REVIEW

NZ Herald review: The Unusual Silence concert

Voices NZ Chamber Choir led by the world-renowned conductor Karen Grylls




The Unusual Silence, Voices New Zealand Chamber Choir’s WWI commemoration, was a powerful and reverberant experience in the marble halls of Auckland Museum.


Acoustics weren’t kind to the immaculate tonal balance conductor Karen Grylls always draws from this choir but they added dramatic punch to two works looking beyond the 1914-18 conflict.

Jaakko Mantyjarvi’s Canticum Calamitatis Maritimae lamented the 1994 sinking of MS Estonia with muttered Latin, jagged textures and the primal force of Pepe Becker’s soprano. Closer to home, Jenny McLeod’s 1984 Dirge for Doomsday raised the nuclear spectre with massive choral reiterations and a grimly ironic snatch of waltz.
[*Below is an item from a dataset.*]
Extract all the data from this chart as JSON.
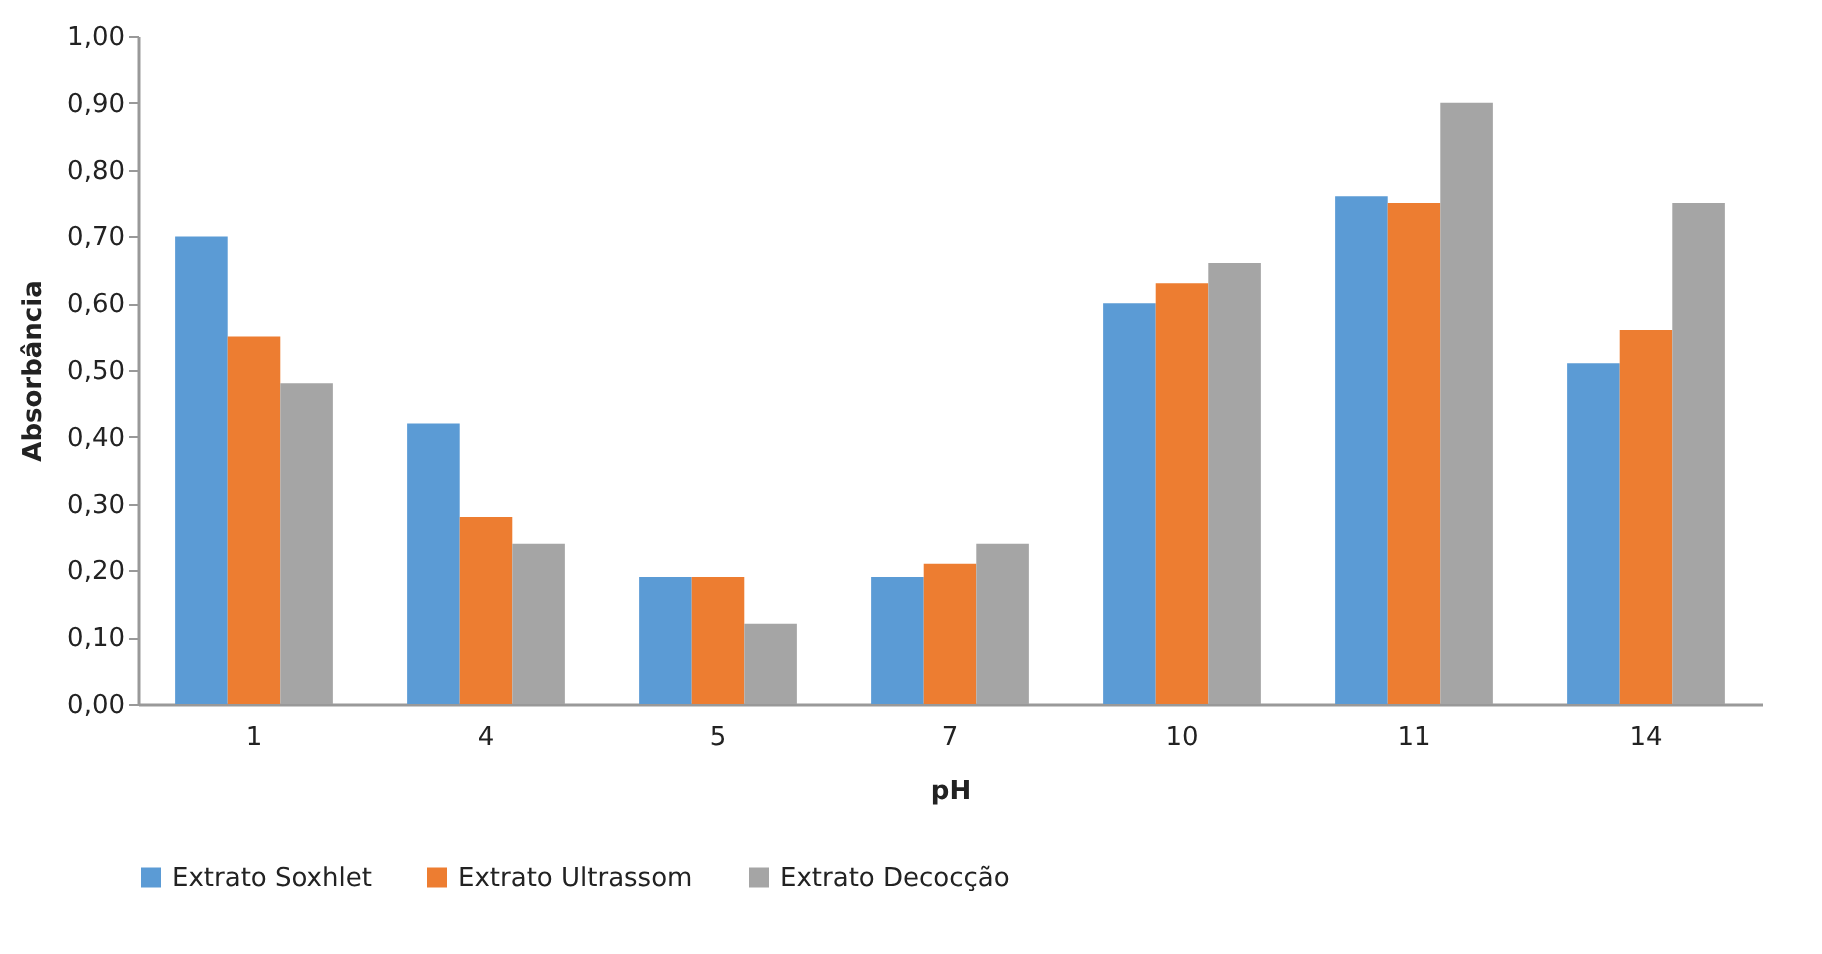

Director Stuart Maunder’s inclusion of popular songs, including a haunting Jerome Kern ballad, worked better than the variably effective readings from the singers.

But Victoria Kelly’s specially commissioned The Unusual Silence gave the performance its title and emotional core. The composer’s carefully culled texts offered a 16-minute spiritual immersion, passionately delivered by Voices NZ and a contingent of young men from three Auckland secondary schools.

This was a virtuoso turn from Kelly, travelling from brutal listings, instructions and searing clusters to the madrigalian beauties of the third movement, with a thundering climax that would have fitted well into soundtrack of Lars von Trier’s apocalyptic movie Melancholia.